Tentu masih segar dalam ingatan kita bahwa ia punya satu musim yang tak terkalahkan di Liga Inggris. Karenanya, publik meneriakkan “The Invincible” (tak terkalahkan). Sejak masa baktinya, Arsene selalu mampu membawa Arsenal lolos ke fase grup liga champions bahkan sempat menembus partai final di tahun 2006, meski akhirnya keok di tangan anak-anak Catalan. Karena semua hal besar yang telah dilakukannya itu, publik Arsenal kemudian menaruh kepercayaan pada pundaknya: “In Arsene We Trust” (kita percaya sepenunya pada Arsene).
Uban dan kerutan pada garis wajahnya adalah gambaran yang melukiskan betapa banyak senja yang telah dilaluinya bersama klub Ibukota Inggris tersebut. Suka duka pernah dilaluinya, pahit manis pernah dikecapinya. Kini kepercayaan publik berusia lebih dari 20 tahun; sebuah usia yang terbilang tua untuk status dan jabatan manajer. Kepercayaan itu menaungi sekaligus menghantui langkah sang manajer menyongsong hari tuanya. Seiring perputaran waktu, seirama hentakan nada-nada alam yang membawa pria Prancis itu menuju masa tuanya, ada segelintir kegelisahan yang membayanginya, ada sepenggal resah yang mengusik penghujung senjanya.

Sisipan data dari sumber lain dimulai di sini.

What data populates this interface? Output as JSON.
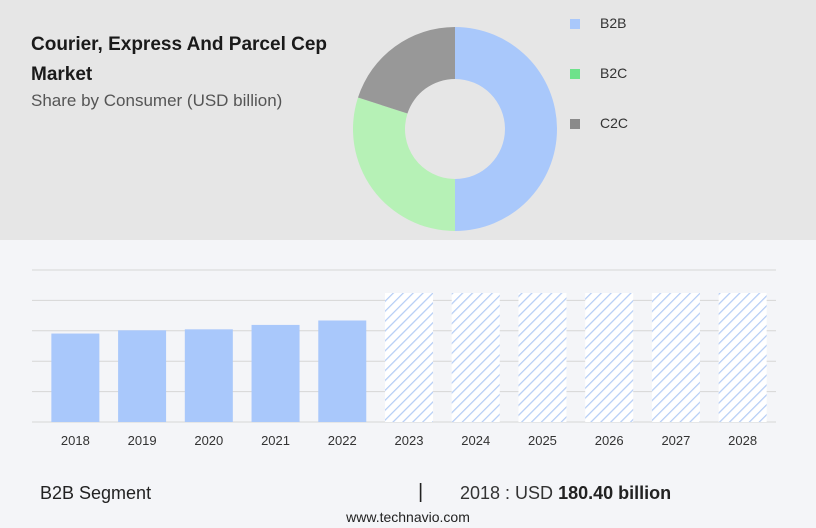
{
  "header": {
    "title": "Courier, Express And Parcel Cep Market",
    "subtitle": "Share by Consumer (USD billion)"
  },
  "chart_data": [
    {
      "type": "pie",
      "donut": true,
      "labels": [
        "B2B",
        "B2C",
        "C2C"
      ],
      "values": [
        50,
        30,
        20
      ],
      "colors": [
        "#a9c8fb",
        "#b6f1b6",
        "#989898"
      ],
      "legend": {
        "position": "right",
        "items": [
          {
            "label": "B2B",
            "color": "#a9c8fb"
          },
          {
            "label": "B2C",
            "color": "#6ee28b"
          },
          {
            "label": "C2C",
            "color": "#8a8a8a"
          }
        ]
      }
    },
    {
      "type": "bar",
      "categories": [
        "2018",
        "2019",
        "2020",
        "2021",
        "2022",
        "2023",
        "2024",
        "2025",
        "2026",
        "2027",
        "2028"
      ],
      "values": [
        180.4,
        187,
        189,
        198,
        207,
        null,
        null,
        null,
        null,
        null,
        null
      ],
      "forecast_categories": [
        "2023",
        "2024",
        "2025",
        "2026",
        "2027",
        "2028"
      ],
      "forecast_style": "hatched",
      "ylim": [
        0,
        310
      ],
      "grid": true,
      "bar_color": "#a9c8fb",
      "hatch_color": "#b5cdf5"
    }
  ],
  "footer": {
    "segment": "B2B Segment",
    "separator": "|",
    "year_label": "2018 : USD ",
    "value_label": "180.40 billion",
    "source": "www.technavio.com"
  }
}
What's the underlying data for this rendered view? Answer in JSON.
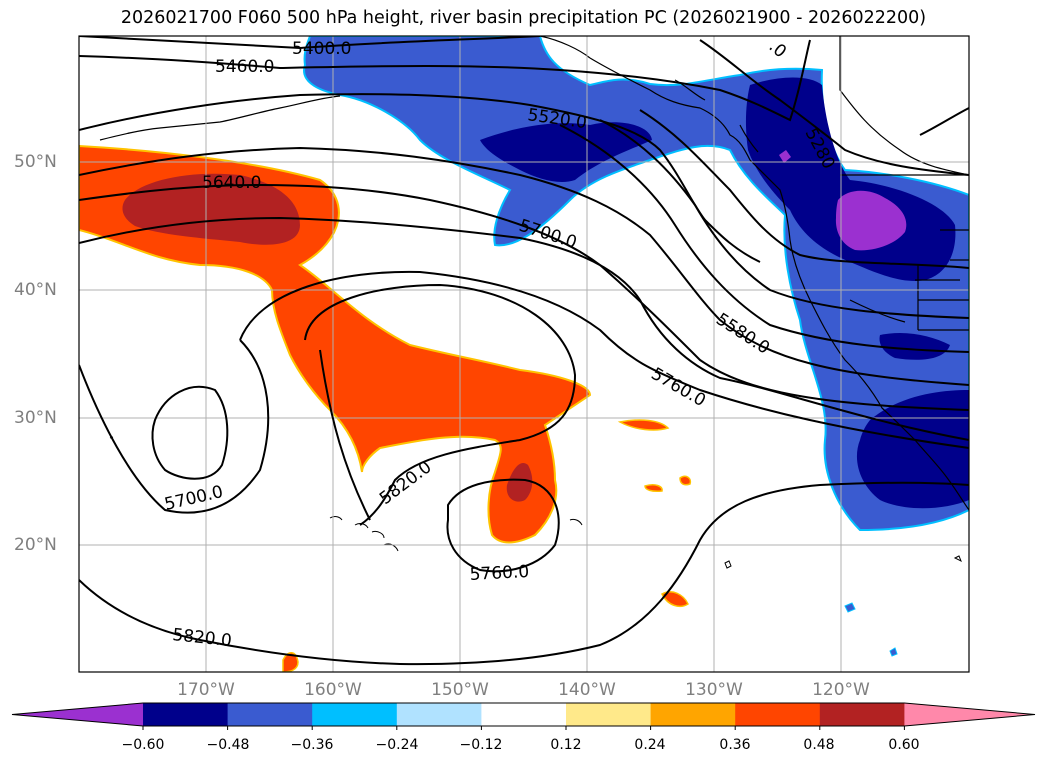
{
  "title": "2026021700 F060 500 hPa height, river basin precipitation PC (2026021900 - 2026022200)",
  "lat_labels": [
    "50°N",
    "40°N",
    "30°N",
    "20°N"
  ],
  "lon_labels": [
    "170°W",
    "160°W",
    "150°W",
    "140°W",
    "130°W",
    "120°W"
  ],
  "contour_labels": [
    "5400.0",
    "5460.0",
    "5520.0",
    "5640.0",
    "5700.0",
    "5580.0",
    "5760.0",
    "5820.0",
    "5700.0",
    "5760.0",
    "5820.0",
    "5280",
    ".0"
  ],
  "colorbar": {
    "ticks": [
      "−0.60",
      "−0.48",
      "−0.36",
      "−0.24",
      "−0.12",
      "0.12",
      "0.24",
      "0.36",
      "0.48",
      "0.60"
    ],
    "colors": [
      "#9b30d0",
      "#00008b",
      "#3a5bd0",
      "#00bfff",
      "#b0e2ff",
      "#ffffff",
      "#ffe98a",
      "#ffa500",
      "#ff4500",
      "#b22222",
      "#ff88aa"
    ]
  },
  "colors": {
    "positive_strong": "#b22222",
    "positive": "#ff4500",
    "positive_weak": "#ffa500",
    "negative": "#3a5bd0",
    "negative_strong": "#00008b",
    "negative_extreme": "#9b30d0",
    "grid": "#b0b0b0"
  }
}
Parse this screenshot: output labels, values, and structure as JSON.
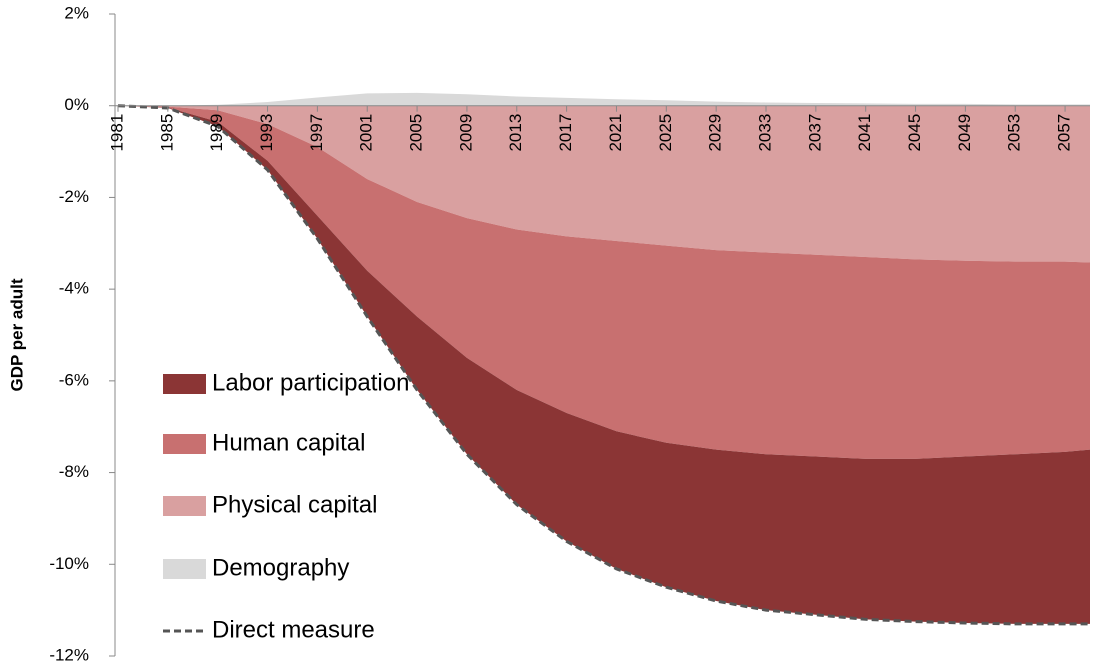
{
  "chart_data": {
    "type": "stacked-area",
    "y_label": "GDP per adult",
    "x": [
      1981,
      1985,
      1989,
      1993,
      1997,
      2001,
      2005,
      2009,
      2013,
      2017,
      2021,
      2025,
      2029,
      2033,
      2037,
      2041,
      2045,
      2049,
      2053,
      2057,
      2059
    ],
    "xlim": [
      1981,
      2059
    ],
    "xticks": [
      1981,
      1985,
      1989,
      1993,
      1997,
      2001,
      2005,
      2009,
      2013,
      2017,
      2021,
      2025,
      2029,
      2033,
      2037,
      2041,
      2045,
      2049,
      2053,
      2057
    ],
    "ylim": [
      -12,
      2
    ],
    "yticks": [
      {
        "value": -12,
        "label": "-12%"
      },
      {
        "value": -10,
        "label": "-10%"
      },
      {
        "value": -8,
        "label": "-8%"
      },
      {
        "value": -6,
        "label": "-6%"
      },
      {
        "value": -4,
        "label": "-4%"
      },
      {
        "value": -2,
        "label": "-2%"
      },
      {
        "value": 0,
        "label": "0%"
      },
      {
        "value": 2,
        "label": "2%"
      }
    ],
    "series": [
      {
        "name": "Labor participation",
        "color": "#8b3535",
        "kind": "area",
        "values": [
          0,
          -0.01,
          -0.1,
          -0.2,
          -0.5,
          -1.0,
          -1.6,
          -2.1,
          -2.5,
          -2.8,
          -3.0,
          -3.15,
          -3.3,
          -3.4,
          -3.45,
          -3.5,
          -3.55,
          -3.63,
          -3.7,
          -3.75,
          -3.8
        ]
      },
      {
        "name": "Human capital",
        "color": "#c87070",
        "kind": "area",
        "values": [
          0,
          -0.02,
          -0.25,
          -0.8,
          -1.5,
          -2.0,
          -2.5,
          -3.05,
          -3.5,
          -3.85,
          -4.15,
          -4.3,
          -4.35,
          -4.4,
          -4.4,
          -4.4,
          -4.35,
          -4.27,
          -4.2,
          -4.15,
          -4.08
        ]
      },
      {
        "name": "Physical capital",
        "color": "#d9a0a0",
        "kind": "area",
        "values": [
          0,
          -0.02,
          -0.1,
          -0.4,
          -0.9,
          -1.6,
          -2.1,
          -2.45,
          -2.7,
          -2.85,
          -2.95,
          -3.05,
          -3.15,
          -3.2,
          -3.25,
          -3.3,
          -3.35,
          -3.38,
          -3.4,
          -3.4,
          -3.42
        ]
      },
      {
        "name": "Demography",
        "color": "#d9d9d9",
        "kind": "area",
        "values": [
          0,
          0,
          0.02,
          0.08,
          0.18,
          0.27,
          0.28,
          0.25,
          0.2,
          0.17,
          0.14,
          0.12,
          0.09,
          0.07,
          0.06,
          0.05,
          0.04,
          0.04,
          0.03,
          0.03,
          0.03
        ]
      },
      {
        "name": "Direct measure",
        "color": "#555555",
        "kind": "line",
        "values": [
          0,
          -0.05,
          -0.45,
          -1.4,
          -2.9,
          -4.6,
          -6.2,
          -7.6,
          -8.7,
          -9.5,
          -10.1,
          -10.5,
          -10.8,
          -11.0,
          -11.1,
          -11.2,
          -11.25,
          -11.28,
          -11.3,
          -11.3,
          -11.3
        ]
      }
    ]
  }
}
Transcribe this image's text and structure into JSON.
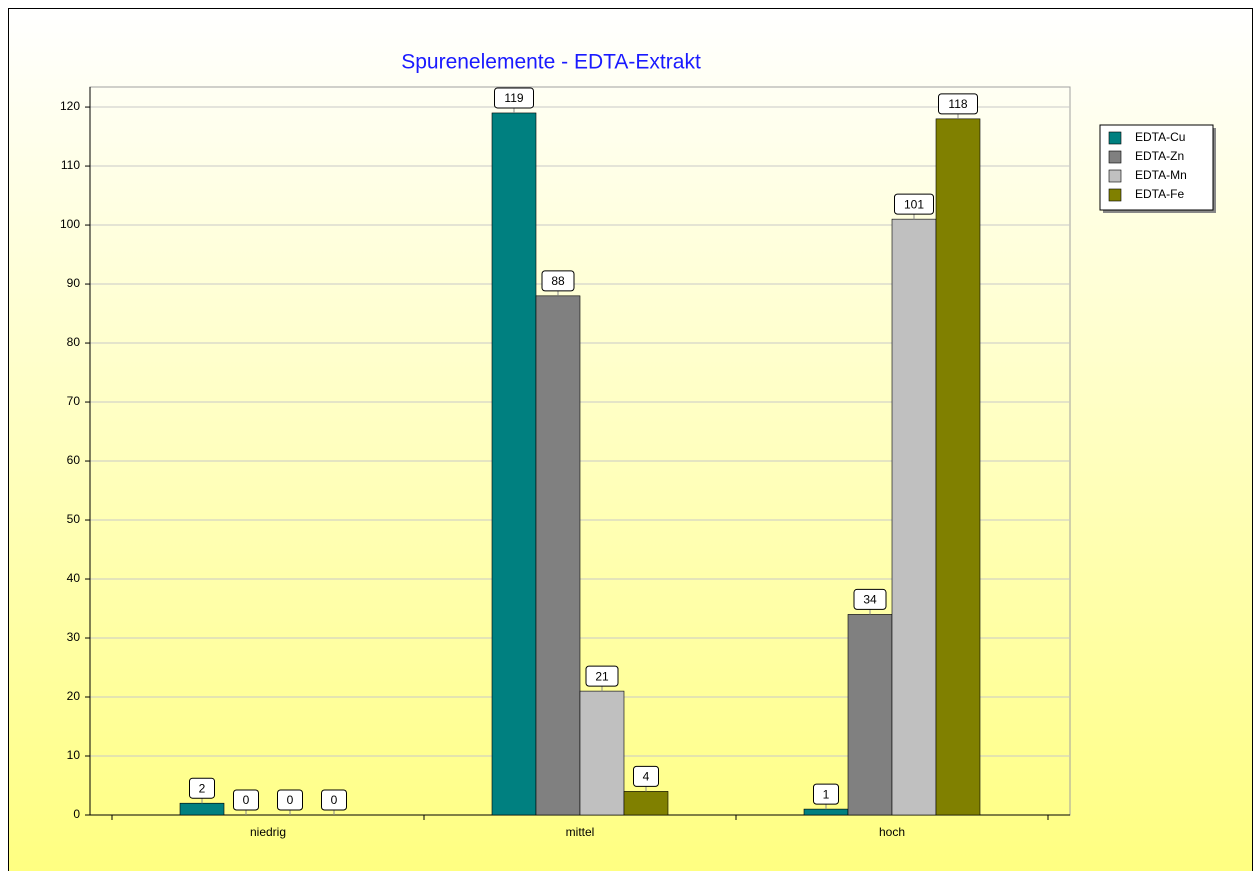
{
  "chart_data": {
    "type": "bar",
    "title": "Spurenelemente - EDTA-Extrakt",
    "categories": [
      "niedrig",
      "mittel",
      "hoch"
    ],
    "series": [
      {
        "name": "EDTA-Cu",
        "color": "#008080",
        "values": [
          2,
          119,
          1
        ]
      },
      {
        "name": "EDTA-Zn",
        "color": "#808080",
        "values": [
          0,
          88,
          34
        ]
      },
      {
        "name": "EDTA-Mn",
        "color": "#c0c0c0",
        "values": [
          0,
          21,
          101
        ]
      },
      {
        "name": "EDTA-Fe",
        "color": "#808000",
        "values": [
          0,
          4,
          118
        ]
      }
    ],
    "ylim": [
      0,
      123.4
    ],
    "yticks": [
      0,
      10,
      20,
      30,
      40,
      50,
      60,
      70,
      80,
      90,
      100,
      110,
      120
    ],
    "grid": true,
    "legend": "right"
  }
}
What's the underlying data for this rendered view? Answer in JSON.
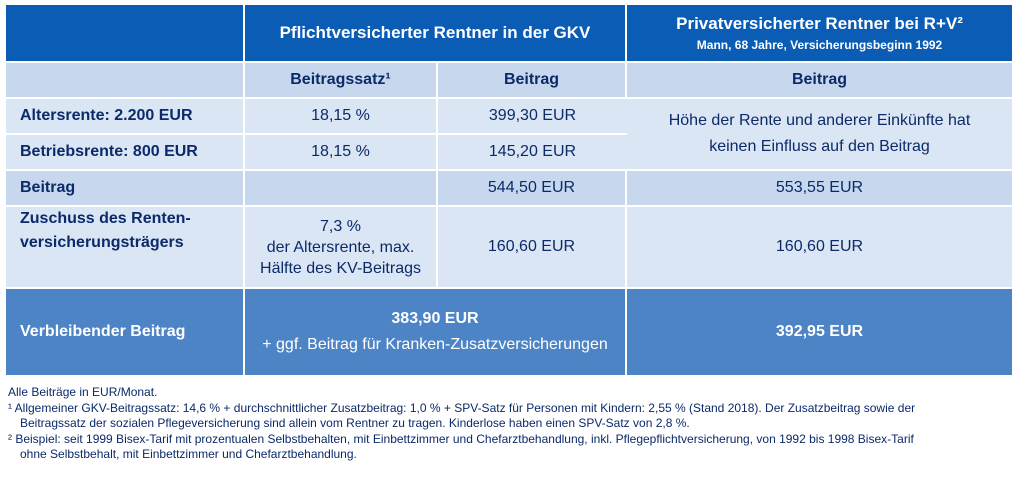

Betapa tidak, minimnya trophy beberapa tahun belakangan sontak menjadikan ia seperti bukan Arsene yang selama ini orang kenal. Sedekade terakhir, ia seperti kehilangan roh dan daya magisnya. Tak bermaksud melebih-lebihkan isi kisah, bisa dibilang terhitung sejak kepindahannya ke Emirates Stadium, Arsenal seperti ikut menanggalkan segala atribut yang melekat pada dirinya di Hihgbury. Raga Arsenal memang telah berlabuh ke Emirates yang megah, sayangnya segala cerita tentang magic Arsene dan keperkasaan Arsenal seperti berlalu bersama Hihgbury tua. Kini bagi siapapun, Emirates tentu bukanlah Hihgbury yang menakutkan. The Gooners bukanlah seperti dulu; mereka bukan lagi para penggawa kejam yang mematikan. Mereka seperti prajurit kehabisan amunisi. Arsene pun mendapat imbas: ia seperti bukan lagi siapa-siapa dan bukan lagi apa-apa di sepakbola Inggris.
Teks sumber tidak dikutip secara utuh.